Sceny akcji w obu opisywanych tomach są wyważone perfekcyjnie, nie nużą i nie wychodzą na pierwszy plan opowieści. Scenarzysta skupia się przede wszystkim na ekspozycji postaci, wprowadzaniu nowych bohaterów i antybohaterów oraz dba o relację wewnątrz grup. Sporo czerpie z mitologii i historii X-men przez co znajomość pewnych faktów jest wręcz niezbędna dla docenienia tej lektury. Ale co ważne, nie jest to ciężki balast który dosłownie nas przygniata jak było w Uncanny X-Force Remendera, tylko przyjemny bagaż doświadczeń tej długoletniej sagi, który nie przytłacza złożonością. Mordercza Geneza stawia na odbrązowienie wizerunku Profesora X w oczach czytelnika i członków X-men. Powstanie i upadek imperium Shi'ar, to już kosmiczna epopeja z udziałem mutantów, która ciągnie dalej wątki z Genezy. Nie da się ukryć, że Brubaker zastosował znany chwyt "co by było gdyby" i dopisał w przeszłości wątek kolejnej drużyny, która podjęła próbę ratowania X-men z objęć wyspy Krakoa przez wydarzeniami z Drugiej Genezy. Coś w stylu Slott'owej Silk, czyli dziewczyny ugryzionej przez tego samego pająka co Parker na wycieczce. Jak dla mnie wątek wystarczająco ciekawy i poprowadzony zgrabnie. Warto jedna zaznaczyć, że to nie każdemu może się to spodobać. Więc jeżeli jesteście uczuleni na takie motywy, lepiej przemyśleć zakup. Nie da się opowiedzieć o czym traktuje drugi tom bez spoilerowania zakończenia pierwszego więc powstrzymam się od opisu fabuły.

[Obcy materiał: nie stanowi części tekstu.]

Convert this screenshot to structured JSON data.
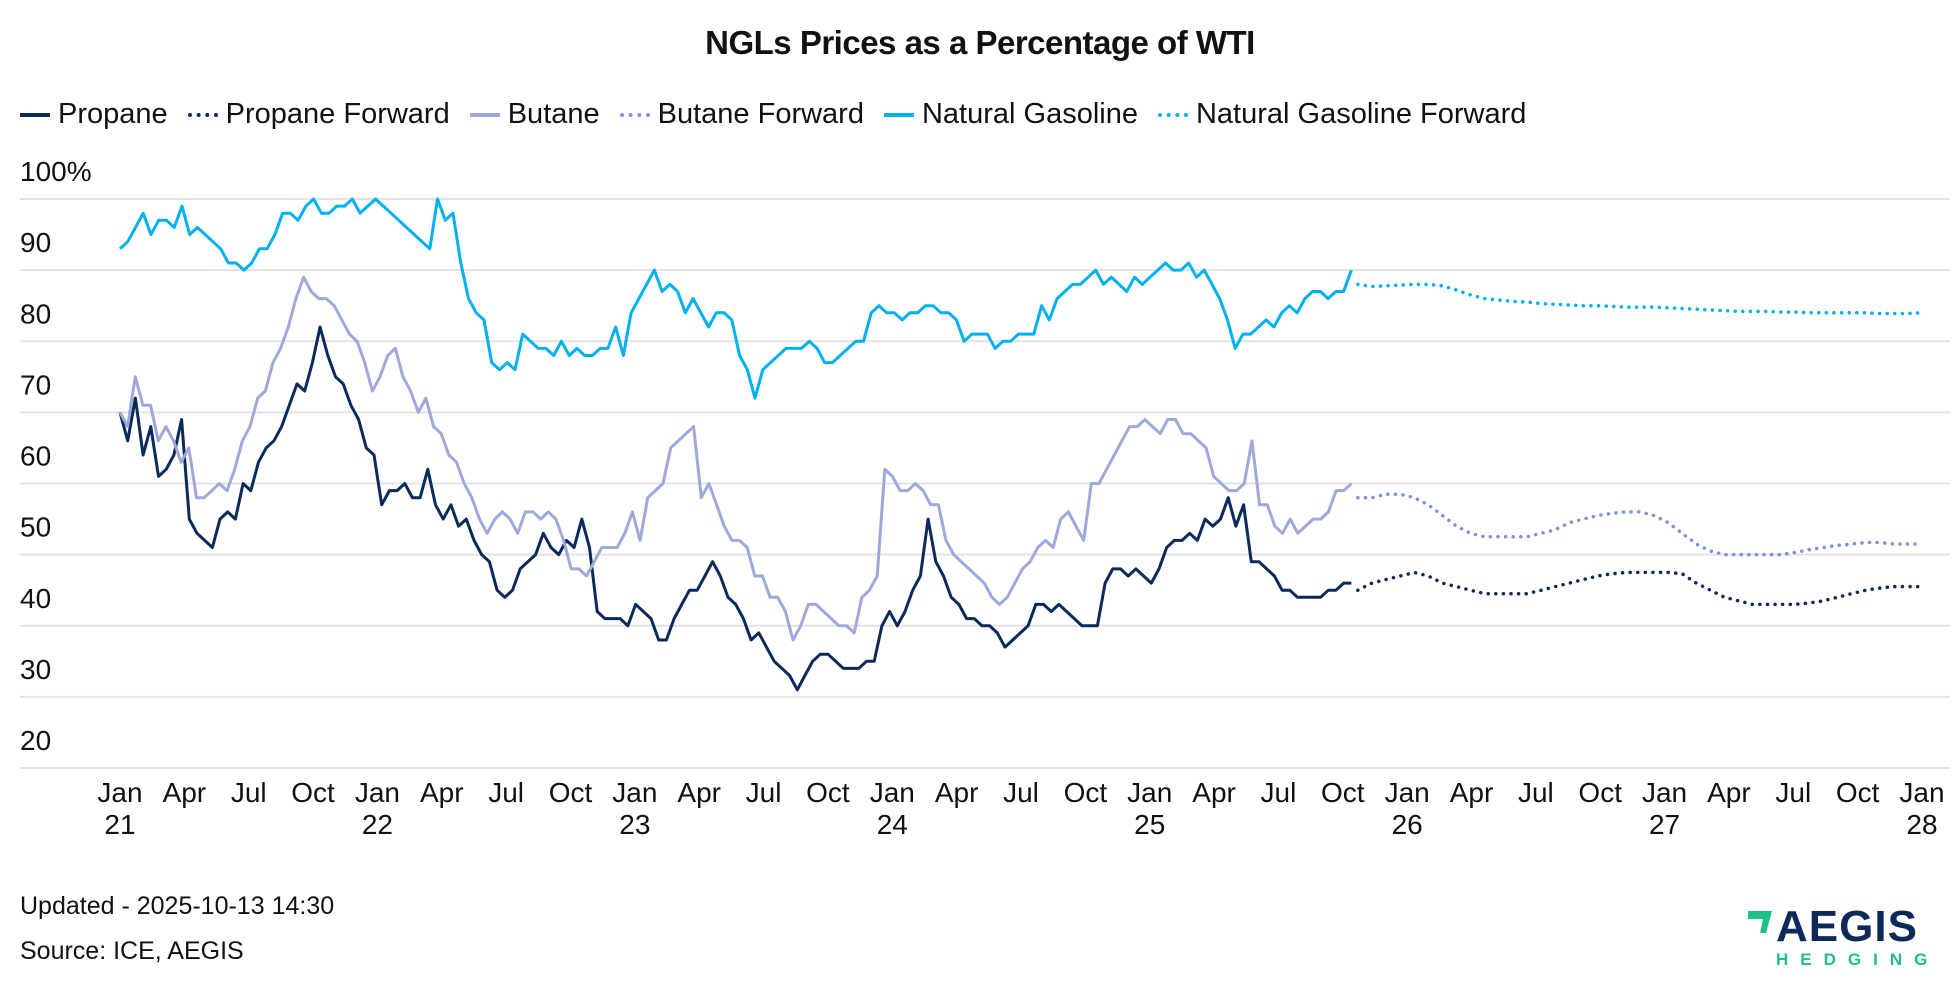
{
  "chart_data": {
    "type": "line",
    "title": "NGLs Prices as a Percentage of WTI",
    "xlabel": "",
    "ylabel": "",
    "ylim": [
      20,
      100
    ],
    "y_ticks": [
      "100%",
      "90",
      "80",
      "70",
      "60",
      "50",
      "40",
      "30",
      "20"
    ],
    "y_tick_values": [
      100,
      90,
      80,
      70,
      60,
      50,
      40,
      30,
      20
    ],
    "x_ticks": [
      {
        "month": "Jan",
        "year": "21"
      },
      {
        "month": "Apr",
        "year": ""
      },
      {
        "month": "Jul",
        "year": ""
      },
      {
        "month": "Oct",
        "year": ""
      },
      {
        "month": "Jan",
        "year": "22"
      },
      {
        "month": "Apr",
        "year": ""
      },
      {
        "month": "Jul",
        "year": ""
      },
      {
        "month": "Oct",
        "year": ""
      },
      {
        "month": "Jan",
        "year": "23"
      },
      {
        "month": "Apr",
        "year": ""
      },
      {
        "month": "Jul",
        "year": ""
      },
      {
        "month": "Oct",
        "year": ""
      },
      {
        "month": "Jan",
        "year": "24"
      },
      {
        "month": "Apr",
        "year": ""
      },
      {
        "month": "Jul",
        "year": ""
      },
      {
        "month": "Oct",
        "year": ""
      },
      {
        "month": "Jan",
        "year": "25"
      },
      {
        "month": "Apr",
        "year": ""
      },
      {
        "month": "Jul",
        "year": ""
      },
      {
        "month": "Oct",
        "year": ""
      },
      {
        "month": "Jan",
        "year": "26"
      },
      {
        "month": "Apr",
        "year": ""
      },
      {
        "month": "Jul",
        "year": ""
      },
      {
        "month": "Oct",
        "year": ""
      },
      {
        "month": "Jan",
        "year": "27"
      },
      {
        "month": "Apr",
        "year": ""
      },
      {
        "month": "Jul",
        "year": ""
      },
      {
        "month": "Oct",
        "year": ""
      },
      {
        "month": "Jan",
        "year": "28"
      }
    ],
    "x_range": [
      "2021-01",
      "2028-01"
    ],
    "grid": "horizontal",
    "legend_position": "top-left",
    "x_historical_start": "2021-01",
    "x_step": "half-month",
    "series": [
      {
        "name": "Propane",
        "style": "solid",
        "color": "#0b2a5a",
        "start": "2021-01",
        "values": [
          70,
          66,
          72,
          64,
          68,
          61,
          62,
          64,
          69,
          55,
          53,
          52,
          51,
          55,
          56,
          55,
          60,
          59,
          63,
          65,
          66,
          68,
          71,
          74,
          73,
          77,
          82,
          78,
          75,
          74,
          71,
          69,
          65,
          64,
          57,
          59,
          59,
          60,
          58,
          58,
          62,
          57,
          55,
          57,
          54,
          55,
          52,
          50,
          49,
          45,
          44,
          45,
          48,
          49,
          50,
          53,
          51,
          50,
          52,
          51,
          55,
          51,
          42,
          41,
          41,
          41,
          40,
          43,
          42,
          41,
          38,
          38,
          41,
          43,
          45,
          45,
          47,
          49,
          47,
          44,
          43,
          41,
          38,
          39,
          37,
          35,
          34,
          33,
          31,
          33,
          35,
          36,
          36,
          35,
          34,
          34,
          34,
          35,
          35,
          40,
          42,
          40,
          42,
          45,
          47,
          55,
          49,
          47,
          44,
          43,
          41,
          41,
          40,
          40,
          39,
          37,
          38,
          39,
          40,
          43,
          43,
          42,
          43,
          42,
          41,
          40,
          40,
          40,
          46,
          48,
          48,
          47,
          48,
          47,
          46,
          48,
          51,
          52,
          52,
          53,
          52,
          55,
          54,
          55,
          58,
          54,
          57,
          49,
          49,
          48,
          47,
          45,
          45,
          44,
          44,
          44,
          44,
          45,
          45,
          46,
          46
        ]
      },
      {
        "name": "Propane Forward",
        "style": "dotted",
        "color": "#0b2a5a",
        "start": "2025-10",
        "values": [
          45,
          46,
          46.5,
          47,
          47.5,
          47,
          46,
          45.5,
          45,
          44.5,
          44.5,
          44.5,
          44.5,
          45,
          45.5,
          46,
          46.5,
          47,
          47.3,
          47.5,
          47.5,
          47.5,
          47.5,
          47.3,
          46,
          45,
          44,
          43.5,
          43,
          43,
          43,
          43,
          43.2,
          43.5,
          44,
          44.5,
          45,
          45.3,
          45.5,
          45.5,
          45.5
        ]
      },
      {
        "name": "Butane",
        "style": "solid",
        "color": "#9fa8da",
        "start": "2021-01",
        "values": [
          70,
          68,
          75,
          71,
          71,
          66,
          68,
          66,
          63,
          65,
          58,
          58,
          59,
          60,
          59,
          62,
          66,
          68,
          72,
          73,
          77,
          79,
          82,
          86,
          89,
          87,
          86,
          86,
          85,
          83,
          81,
          80,
          77,
          73,
          75,
          78,
          79,
          75,
          73,
          70,
          72,
          68,
          67,
          64,
          63,
          60,
          58,
          55,
          53,
          55,
          56,
          55,
          53,
          56,
          56,
          55,
          56,
          55,
          52,
          48,
          48,
          47,
          49,
          51,
          51,
          51,
          53,
          56,
          52,
          58,
          59,
          60,
          65,
          66,
          67,
          68,
          58,
          60,
          57,
          54,
          52,
          52,
          51,
          47,
          47,
          44,
          44,
          42,
          38,
          40,
          43,
          43,
          42,
          41,
          40,
          40,
          39,
          44,
          45,
          47,
          62,
          61,
          59,
          59,
          60,
          59,
          57,
          57,
          52,
          50,
          49,
          48,
          47,
          46,
          44,
          43,
          44,
          46,
          48,
          49,
          51,
          52,
          51,
          55,
          56,
          54,
          52,
          60,
          60,
          62,
          64,
          66,
          68,
          68,
          69,
          68,
          67,
          69,
          69,
          67,
          67,
          66,
          65,
          61,
          60,
          59,
          59,
          60,
          66,
          57,
          57,
          54,
          53,
          55,
          53,
          54,
          55,
          55,
          56,
          59,
          59,
          60
        ]
      },
      {
        "name": "Butane Forward",
        "style": "dotted",
        "color": "#7e93d6",
        "start": "2025-10",
        "values": [
          58,
          58,
          58.5,
          58.5,
          58,
          57,
          55.5,
          54,
          53,
          52.5,
          52.5,
          52.5,
          52.5,
          53,
          53.5,
          54.5,
          55,
          55.5,
          55.8,
          56,
          56,
          55.5,
          54.5,
          53,
          51.5,
          50.5,
          50,
          50,
          50,
          50,
          50,
          50.3,
          50.7,
          51,
          51.3,
          51.5,
          51.7,
          51.7,
          51.5,
          51.5,
          51.5
        ]
      },
      {
        "name": "Natural Gasoline",
        "style": "solid",
        "color": "#00b0f0",
        "start": "2021-01",
        "values": [
          93,
          94,
          96,
          98,
          95,
          97,
          97,
          96,
          99,
          95,
          96,
          95,
          94,
          93,
          91,
          91,
          90,
          91,
          93,
          93,
          95,
          98,
          98,
          97,
          99,
          100,
          98,
          98,
          99,
          99,
          100,
          98,
          99,
          100,
          99,
          98,
          97,
          96,
          95,
          94,
          93,
          100,
          97,
          98,
          91,
          86,
          84,
          83,
          77,
          76,
          77,
          76,
          81,
          80,
          79,
          79,
          78,
          80,
          78,
          79,
          78,
          78,
          79,
          79,
          82,
          78,
          84,
          86,
          88,
          90,
          87,
          88,
          87,
          84,
          86,
          84,
          82,
          84,
          84,
          83,
          78,
          76,
          72,
          76,
          77,
          78,
          79,
          79,
          79,
          80,
          79,
          77,
          77,
          78,
          79,
          80,
          80,
          84,
          85,
          84,
          84,
          83,
          84,
          84,
          85,
          85,
          84,
          84,
          83,
          80,
          81,
          81,
          81,
          79,
          80,
          80,
          81,
          81,
          81,
          85,
          83,
          86,
          87,
          88,
          88,
          89,
          90,
          88,
          89,
          88,
          87,
          89,
          88,
          89,
          90,
          91,
          90,
          90,
          91,
          89,
          90,
          88,
          86,
          83,
          79,
          81,
          81,
          82,
          83,
          82,
          84,
          85,
          84,
          86,
          87,
          87,
          86,
          87,
          87,
          90
        ]
      },
      {
        "name": "Natural Gasoline Forward",
        "style": "dotted",
        "color": "#00b0f0",
        "start": "2025-10",
        "values": [
          88,
          87.7,
          87.8,
          87.9,
          88,
          88,
          87.8,
          87.2,
          86.5,
          86,
          85.8,
          85.6,
          85.5,
          85.3,
          85.2,
          85.1,
          85,
          85,
          84.9,
          84.8,
          84.8,
          84.8,
          84.7,
          84.6,
          84.5,
          84.4,
          84.3,
          84.2,
          84.2,
          84.2,
          84.1,
          84.1,
          84,
          84,
          84,
          84,
          84,
          83.9,
          83.9,
          83.9,
          84
        ]
      }
    ]
  },
  "footer": {
    "updated": "Updated - 2025-10-13 14:30",
    "source": "Source: ICE, AEGIS"
  },
  "logo": {
    "name": "AEGIS",
    "subtitle": "HEDGING",
    "mark_color": "#1ec08a",
    "text_color": "#0b2a5a"
  }
}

Pod względem oprawy graficznej kolejny plus. Jest ona względnie jednolita w ramach danego tomum postacie mają zachowane proporcje i dominuje styl Jim Lee-like. Ktoś wcześniej napisał, że fani X-men od Jima będą zadowoleni. Pozostaje mi tylko się z tym zgodzić.
Dla osób, które odpadły lub były nieprzekonane po przeczytaniu Morderczej Genezy sugeruję dać szansę drugiemu tomowi. Mnie jedynka się podobała, a dwójka tylko zaostrzyła apetyt na więcej. Polecam! Pytanie co dalej? Tom zakończony cilffhangerem więc głupio byłoby nie wydać kontynuacji. Ktoś się orientuje co jest w następnej kolejności?